Warum die Pirker am 6. Juni an die Wahlurne treten müssen

Der Ortschaftsrat ist von vier auf nur noch zwei Mitglieder geschrumpft. Sachsens Gemeindeordnung lässt das nicht zu.

Pirk.

Erst die gute Nachricht: Jan-Niclas Schramm und Mario Anders machen weiter im Pirker Ortschaftsrat. Nur zu zweit dürfen sie dabei laut sächsischer Gemeindeordnung nicht bleiben. Deshalb wird es eine Ergänzungswahl geben: Am 6. Juni, so hat der Weischlitzer Gemeinderat am Montag beschlossen, sollen 100 Wahlberechtigte an die Urne treten.
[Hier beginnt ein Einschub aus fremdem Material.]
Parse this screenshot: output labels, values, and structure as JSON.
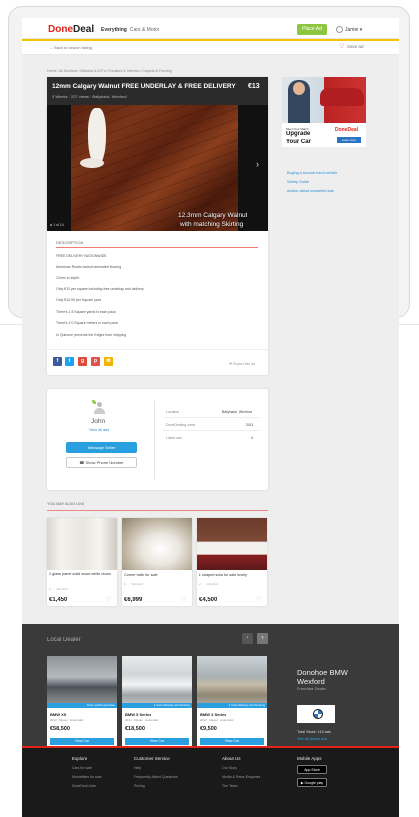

Doch weshalb befindet sich das Örtchen am Fuß der imposanten Autobahnbrücke überhaupt derart in der Bredouille? Bereits zur letzten Kommunalwahl im Mai 2019 konnte sich der Ortschaftsrat mit Müh' und Not konstituieren. Der langjährige Ortschaftsratschef Gert Nürnberger war aus Altersgründen nicht mehr angetreten. Der Platz des Nachrückers blieb schon damals unbesetzt. "Ja, es hätte mehr Kandidaten geben können", räumt Nürnbergers Nachfolger Anders auf Nachfrage von "Freie Presse" ein.

Durch den Wegzug der bisherigen Ortschaftsrätin Sylvia Gierschick sei die Situation nun erneut ernst. Weischlitz' Bürgermeister Steffen Raab (Freie Wähler) wünscht sich für den Ortsteil, dass die Einwohner in sich gehen und im Juni ausreichend Bewerber zur Verfügung stehen. Weil das vor zwei Jahren nicht der Fall war, sei damals ein Zettel-Dilemma entstanden, so Raab: Wähler schrieben verschiedene Namen auf die Wahlzettel. So entstand ein hoher Aufwand: "Wir mussten die Meistgenannten anschreiben und fragen, ob sie die Wahl annehmen wollen", erklärt Raab. Er und die Gemeindevertreter wollen am Ortschaftsrat festhalten. Doch er sagt auch klar: "Wir benötigen nicht zwingend ein solches Gremium." Wenn keiner Verantwortung übernehmen wolle, müsse man es prinzipiell in Frage stellen.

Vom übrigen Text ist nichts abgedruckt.